IMG_4233Angry, guilty, and not quite himself, Daredevil uses a gun for the first time ever.

He’s not good at it. The bullet ricochets back and hits him in the head. It’s a great way to show how torn up, how out of his element, he really is.

But what kills me is the ending.  Matt feels terrible for not answering Heather’s cries for help, and Foggy tries to build him up by telling Murdock it’s okay because he just didn’t love Heather as much as she loved him.


He at least loved her enough to help her.  Or should have.  But then when Murdock says he’s still responsible, Foggy doesn’t talk him out of it.  Foggy lets the secret of what he and Widow did go to Heather’s grave.
IMG_4234 IMG_4235

This was as much Foggy’s fault as Matt’s.  And nobody ever recognizes this–ever.  If this were a novel, I’d fault it for leaving a big issue like this unresolved.  But as a serialized comic, it makes sense.  The little evils that men do often go unrecognized, unpunished, and forgotten.

This is simply one of the greatest character-driven comic books of all time.



daredevil badlands

The first return of Frank Miller.  The script puts Murdock in the “Man With No Name” role, a silent warrior come to rid a town of some bad men.  The short version is, it’s a Western.  But it takes place in the modern era.  A very different, very special issue.

In the letter column, editor Ralph Macchio tells us that Denny O’Neil will return next issue, but I can’t help wonder how this really came about.  And why it wasn’t a much bigger seller.  As I remember, it hit the stands without much fanfare, and the cover doesn’t even promote that Miller is involved.

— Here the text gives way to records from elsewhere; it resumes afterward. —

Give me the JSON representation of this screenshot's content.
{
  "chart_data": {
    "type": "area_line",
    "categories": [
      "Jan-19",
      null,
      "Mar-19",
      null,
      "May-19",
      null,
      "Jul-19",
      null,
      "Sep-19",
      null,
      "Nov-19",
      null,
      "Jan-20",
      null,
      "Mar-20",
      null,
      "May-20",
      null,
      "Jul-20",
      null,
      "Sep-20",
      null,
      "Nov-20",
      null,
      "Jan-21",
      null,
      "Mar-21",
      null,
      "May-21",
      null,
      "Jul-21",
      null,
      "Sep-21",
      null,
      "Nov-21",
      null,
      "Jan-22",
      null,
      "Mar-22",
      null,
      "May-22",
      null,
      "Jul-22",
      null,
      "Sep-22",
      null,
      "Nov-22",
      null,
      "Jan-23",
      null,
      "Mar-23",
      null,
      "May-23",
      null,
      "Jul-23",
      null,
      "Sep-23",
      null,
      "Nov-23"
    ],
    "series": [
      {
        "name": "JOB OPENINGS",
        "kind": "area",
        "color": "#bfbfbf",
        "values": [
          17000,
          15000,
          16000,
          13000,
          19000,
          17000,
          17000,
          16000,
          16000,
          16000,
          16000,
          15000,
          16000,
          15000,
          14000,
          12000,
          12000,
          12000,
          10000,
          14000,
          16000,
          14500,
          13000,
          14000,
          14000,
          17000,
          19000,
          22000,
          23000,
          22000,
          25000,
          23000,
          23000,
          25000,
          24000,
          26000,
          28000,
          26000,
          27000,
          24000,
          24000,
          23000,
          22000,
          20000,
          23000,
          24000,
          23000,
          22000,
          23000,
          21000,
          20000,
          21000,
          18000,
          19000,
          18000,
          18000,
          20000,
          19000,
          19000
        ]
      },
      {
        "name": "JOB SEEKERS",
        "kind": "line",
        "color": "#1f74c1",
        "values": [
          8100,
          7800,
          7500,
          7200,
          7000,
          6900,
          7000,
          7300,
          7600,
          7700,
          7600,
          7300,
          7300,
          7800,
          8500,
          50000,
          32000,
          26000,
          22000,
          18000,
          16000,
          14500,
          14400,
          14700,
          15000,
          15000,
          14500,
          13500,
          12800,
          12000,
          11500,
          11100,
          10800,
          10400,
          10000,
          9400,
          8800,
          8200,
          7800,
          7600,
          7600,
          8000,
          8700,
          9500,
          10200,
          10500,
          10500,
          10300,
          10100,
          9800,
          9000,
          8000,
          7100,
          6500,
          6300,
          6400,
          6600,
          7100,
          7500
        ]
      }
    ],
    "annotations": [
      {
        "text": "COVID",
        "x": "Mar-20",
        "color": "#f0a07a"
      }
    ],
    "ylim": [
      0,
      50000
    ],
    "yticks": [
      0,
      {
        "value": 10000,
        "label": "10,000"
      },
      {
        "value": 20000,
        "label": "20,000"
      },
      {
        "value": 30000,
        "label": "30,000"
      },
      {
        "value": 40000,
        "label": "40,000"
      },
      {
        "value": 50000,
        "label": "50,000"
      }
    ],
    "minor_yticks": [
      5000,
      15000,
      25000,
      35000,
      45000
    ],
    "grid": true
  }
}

Any of my readers know if there’s a back story?




The last Frank Miller issue is contemplative.  It has built in suspense–six story beats, one for each potential bullet in the revolver.  Matt plays Russian roulette with Bullseye, who is stuck in a hospital bed, completely broken.

The last page, [spoiler alert] it’s revealed that there is no bullet in the final chamber and Daredevil tells Bullseye, “I guess we’re stuck with each other.”

This is a very telling story.

Under Frank Miller, Daredevil’s personality dramatically shifted.  This game he plays is almost sadistic.  He’s using a helpless Bullseye–torturing him, actually–to work out his inner demons and regrets.  This is something Matt did for most of Miller’s run, whether it was bullying Heather Glen into marrying him, risking everything–and the lives of those closest to him–just to take down a corrupt politician against whom Murdock had a vendetta, and similarly using all the women in his life to achieve the goals that he personally believed just.  This relentless aspect of his personality became endemic to the character–it defined him, all the way up to Mark Waid’s current run.

In many ways, he’s a lot like Batman at this point–or at least like the Batman Frank Miller portrayed in Frank Miller’s Batman.  And that continues down to the ending of this issue: “I guess we’re stuck with each other.”  That could easily be what Batman says to Joker.

And so, the end of one of the greatest runs in comic book history.